On September 14, the Endocrine Society hosted a briefing on Capitol Hill titled “Diabetes in America: Research Accomplishments and Clinical Challenges,” sponsored by Rep. Buddy Carter (R-GA). The briefing featured presentations from Judith Fradkin, MD, of the National Institutes of Health, who shared accomplishments in diabetes research; Shivani Agarwal, MD, MPH, of the University of Pennsylvania, who showed the audience the clinical challenges of treating diabetes; and Becky Causey, who gave a unique perspective of not only the mother of a child with type 1 diabetes, but also her profession, which is raising and training diabetes alert dogs.
Fradkin pointed out that while type 1 diabetes rates are highest in the white population, the rates are growing fastest in the Hispanic population. She says that research efforts now are trying to determine what triggers type 1 diabetes in a child. Is it a virus? Could it have something to do with diet or hygiene? Is it genetic? These are the questions diabetes researchers are trying to answer.
Fradkin then turned to type 2 diabetes, and talked about how researchers are fighting not only this disease – which hits American Indians and people in the deep South the hardest – but also all the comorbidities that come along with it. For example, she says, one quarter of the people who have type 2 diabetes develop kidney disease but there have been no new therapies for kidney disease. However, there’s now a trial testing gout medicine to treat kidney disease.

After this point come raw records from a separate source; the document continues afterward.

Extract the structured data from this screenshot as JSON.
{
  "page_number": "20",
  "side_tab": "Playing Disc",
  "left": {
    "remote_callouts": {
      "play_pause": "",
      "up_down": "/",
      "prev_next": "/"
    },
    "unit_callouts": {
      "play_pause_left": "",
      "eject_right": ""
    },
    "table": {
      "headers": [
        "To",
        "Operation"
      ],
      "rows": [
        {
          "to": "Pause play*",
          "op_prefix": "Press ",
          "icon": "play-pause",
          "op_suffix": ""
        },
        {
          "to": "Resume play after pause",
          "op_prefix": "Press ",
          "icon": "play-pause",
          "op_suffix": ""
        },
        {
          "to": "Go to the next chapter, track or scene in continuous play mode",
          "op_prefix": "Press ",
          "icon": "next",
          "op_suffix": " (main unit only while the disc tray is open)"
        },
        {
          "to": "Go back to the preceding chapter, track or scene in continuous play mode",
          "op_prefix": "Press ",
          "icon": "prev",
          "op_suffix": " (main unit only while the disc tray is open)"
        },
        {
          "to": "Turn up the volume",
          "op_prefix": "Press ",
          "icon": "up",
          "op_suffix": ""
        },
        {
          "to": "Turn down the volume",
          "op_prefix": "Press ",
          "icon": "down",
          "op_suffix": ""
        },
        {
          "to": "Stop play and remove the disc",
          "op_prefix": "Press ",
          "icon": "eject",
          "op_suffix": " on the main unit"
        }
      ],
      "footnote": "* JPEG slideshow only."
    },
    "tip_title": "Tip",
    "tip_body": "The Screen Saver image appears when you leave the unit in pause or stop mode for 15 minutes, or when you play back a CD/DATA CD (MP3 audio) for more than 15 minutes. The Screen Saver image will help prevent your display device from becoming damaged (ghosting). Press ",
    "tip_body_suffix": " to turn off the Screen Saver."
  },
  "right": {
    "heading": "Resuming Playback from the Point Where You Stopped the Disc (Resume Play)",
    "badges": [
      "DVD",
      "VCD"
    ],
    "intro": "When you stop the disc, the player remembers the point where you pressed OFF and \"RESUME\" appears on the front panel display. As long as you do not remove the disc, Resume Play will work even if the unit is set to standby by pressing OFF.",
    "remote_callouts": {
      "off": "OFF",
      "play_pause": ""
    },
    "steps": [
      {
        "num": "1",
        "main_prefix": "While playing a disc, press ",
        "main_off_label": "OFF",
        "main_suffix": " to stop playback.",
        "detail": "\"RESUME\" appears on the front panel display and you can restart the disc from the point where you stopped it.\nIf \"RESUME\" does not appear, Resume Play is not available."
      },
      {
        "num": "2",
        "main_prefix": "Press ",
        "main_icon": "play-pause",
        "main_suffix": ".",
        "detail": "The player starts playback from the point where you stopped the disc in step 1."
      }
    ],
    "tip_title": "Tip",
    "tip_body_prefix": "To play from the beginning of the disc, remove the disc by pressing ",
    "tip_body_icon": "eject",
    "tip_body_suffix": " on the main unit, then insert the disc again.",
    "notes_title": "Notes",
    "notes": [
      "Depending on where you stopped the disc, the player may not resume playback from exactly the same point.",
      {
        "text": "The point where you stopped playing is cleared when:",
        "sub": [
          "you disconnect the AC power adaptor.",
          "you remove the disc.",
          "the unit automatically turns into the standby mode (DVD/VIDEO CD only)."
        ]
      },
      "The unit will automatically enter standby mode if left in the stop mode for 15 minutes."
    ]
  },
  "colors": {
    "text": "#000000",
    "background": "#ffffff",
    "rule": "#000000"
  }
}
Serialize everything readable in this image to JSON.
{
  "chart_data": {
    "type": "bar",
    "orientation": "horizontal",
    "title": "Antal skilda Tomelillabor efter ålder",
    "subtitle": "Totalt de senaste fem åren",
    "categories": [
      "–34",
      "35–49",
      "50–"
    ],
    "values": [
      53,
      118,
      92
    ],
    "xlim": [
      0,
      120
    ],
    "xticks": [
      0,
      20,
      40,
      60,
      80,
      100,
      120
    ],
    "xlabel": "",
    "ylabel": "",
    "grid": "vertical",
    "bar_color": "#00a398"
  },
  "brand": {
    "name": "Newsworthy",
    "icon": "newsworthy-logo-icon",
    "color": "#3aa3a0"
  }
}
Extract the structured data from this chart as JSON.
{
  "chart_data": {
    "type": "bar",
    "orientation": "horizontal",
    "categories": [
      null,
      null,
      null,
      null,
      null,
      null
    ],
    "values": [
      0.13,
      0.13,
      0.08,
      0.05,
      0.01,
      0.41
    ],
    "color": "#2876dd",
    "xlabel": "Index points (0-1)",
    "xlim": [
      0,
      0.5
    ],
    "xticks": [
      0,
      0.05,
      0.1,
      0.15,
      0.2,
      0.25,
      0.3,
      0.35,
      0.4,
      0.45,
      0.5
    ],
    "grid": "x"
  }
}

Agarwal then described the enormous challenges that endocrinologists and their patients face when it comes to diabetes. She talked about the shortage of endocrinologists, a significant deficit in the face of the skyrocketing diabetes rates. On top of that, physicians only have about 15 or 20 minutes to visit with each patient, not nearly enough time to explain a complicated disease.
For the patient, simply having diabetes is already a struggle. There are other chronic conditions that come along with diabetes, such as cardiovascular problems, depression, the aforementioned kidney disease, and so on. But patients also face astronomical costs associated with diabetes. Insulin prices continue to climb. Patients have to purchase dozens of other supplies that insurance may or may not cover, or the insurance companies could decide to switch the formularies on a whim, and now the physicians have to spend part of that 15-minute visit teaching patients how to use a new product. “We have all these amazing products and technology,” Agarwal says, “but no access to them.”
Finally, Becky Causey brought in a five-month-old yellow Labrador retriever named Olive, who is learning to smell a hypoglycemic event. Causey has a son with type 1 diabetes, and she was able to collect some saliva once when her son was hypoglycemic, and put that saliva in a container for Olive to smell. Olive smells the container and Causey gives the dog a treat. Causey then delays the treat, and Olive bumps her nose to the container until she is finally rewarded. Causey has a waiting list four years long for her diabetes alert puppies, because she says the parents and children want an added safety net, since hypoglycemia is so dangerous.